As far as specs, yes the card is great, but it doesn't have enough noise filtering in place to keep all the garbage out of the analog section. Note that Dillyo above is running an Audigy 2 Value, another card with great specs, and his audio was much better though the digital connection. YMMV.
 
ironlung

ironlung

Banned
Anybody have real world experience?

Its hard to believe that the analog outs would be so noisy and still pass THX cert no? Maybe the previous poster has some ground issues. Certianly would be noise free if you could pass the multi channel with IEEE-1394.
 
L

Latent

Full Audioholic
The IEEE-1394 on the creative cards is only for pluging in digital cameras and other firewire devices. They have never done any audio over firewire as far as I know. Their latest card the X-Fi doesn't even have a IEEE-1394 port which shows you how little they use it.

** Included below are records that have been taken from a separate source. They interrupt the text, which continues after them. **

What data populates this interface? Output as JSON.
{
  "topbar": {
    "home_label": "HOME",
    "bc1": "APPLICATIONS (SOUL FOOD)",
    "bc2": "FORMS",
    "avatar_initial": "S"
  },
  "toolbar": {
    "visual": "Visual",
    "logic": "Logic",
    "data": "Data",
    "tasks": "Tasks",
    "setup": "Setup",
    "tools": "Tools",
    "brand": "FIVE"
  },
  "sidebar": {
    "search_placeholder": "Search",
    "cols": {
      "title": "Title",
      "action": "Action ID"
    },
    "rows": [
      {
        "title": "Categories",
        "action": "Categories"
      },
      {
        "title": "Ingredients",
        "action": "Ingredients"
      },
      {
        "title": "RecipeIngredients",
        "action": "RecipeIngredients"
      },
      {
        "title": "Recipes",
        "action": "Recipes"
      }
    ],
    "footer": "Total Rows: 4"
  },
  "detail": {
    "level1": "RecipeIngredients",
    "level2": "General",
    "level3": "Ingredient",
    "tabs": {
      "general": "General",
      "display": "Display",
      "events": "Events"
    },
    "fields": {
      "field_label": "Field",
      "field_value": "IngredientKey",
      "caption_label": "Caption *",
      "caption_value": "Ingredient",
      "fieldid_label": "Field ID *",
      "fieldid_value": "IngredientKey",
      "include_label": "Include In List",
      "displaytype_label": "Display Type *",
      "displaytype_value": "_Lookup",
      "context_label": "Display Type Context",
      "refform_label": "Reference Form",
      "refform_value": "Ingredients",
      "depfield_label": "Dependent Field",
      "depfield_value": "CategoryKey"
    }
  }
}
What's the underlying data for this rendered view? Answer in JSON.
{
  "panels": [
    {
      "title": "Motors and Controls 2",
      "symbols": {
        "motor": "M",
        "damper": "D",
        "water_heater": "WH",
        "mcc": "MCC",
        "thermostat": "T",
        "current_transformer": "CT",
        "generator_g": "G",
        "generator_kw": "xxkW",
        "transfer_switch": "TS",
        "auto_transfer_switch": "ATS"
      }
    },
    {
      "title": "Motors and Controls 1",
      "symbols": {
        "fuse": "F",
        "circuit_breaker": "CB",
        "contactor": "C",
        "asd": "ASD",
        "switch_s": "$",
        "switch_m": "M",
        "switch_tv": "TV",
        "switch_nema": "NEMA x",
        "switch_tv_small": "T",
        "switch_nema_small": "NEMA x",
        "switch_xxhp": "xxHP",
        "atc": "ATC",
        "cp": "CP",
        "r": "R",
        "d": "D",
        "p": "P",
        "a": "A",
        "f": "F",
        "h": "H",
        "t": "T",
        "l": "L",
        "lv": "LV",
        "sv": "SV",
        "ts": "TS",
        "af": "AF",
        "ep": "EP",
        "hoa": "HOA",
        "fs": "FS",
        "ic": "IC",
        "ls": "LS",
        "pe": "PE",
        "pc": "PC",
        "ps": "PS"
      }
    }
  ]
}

Also the output of the Audigy cards is fine for 6Ch analog output. You shouldn't hear any white noise from them though your receiver unless you crank the volume on your receiver right up. If you have a problem its probably a faulty sound card or cable problems.
 
L

Latent

Full Audioholic
There are several reasons why digital options like this Dolby Digital Live and DTS Interactive are so appealing. The first is the obvious simplification in cabling and not using up your only multi channel in. However for a simple set up with no other multi channel input devices (DVD-Audio/SACD players) where your PC is a primary input device I think a couple of extra cables are a real big problem though.

But the big advantage of a multi channel digital connection from a PC would be using your receiver to do all the final digital processing. With the analog multi channel input on most receivers all processing is turned off except for individual channel trims. Some receivers convert it to digital first and then can do a limited set of processing though. With a signal in DD or DTS the receiver can do a lot more. Like full bass management, time delays, room correction etc.

There is one major problem with this live DD or DTS encoding and that is the loss of quality due to the compression of the sound into these formats. Also these live converters probably have lower quality than the ones used by a movie studio to produce a DVD. 6Ch analog out from a good sound card will probably still give you better quality sound in the end. So until someone makes something that encodes to 96khz/24bit 7.1 channel PCM over IEEE-1394 from a PC we won't be able to eat our cake and have it as well.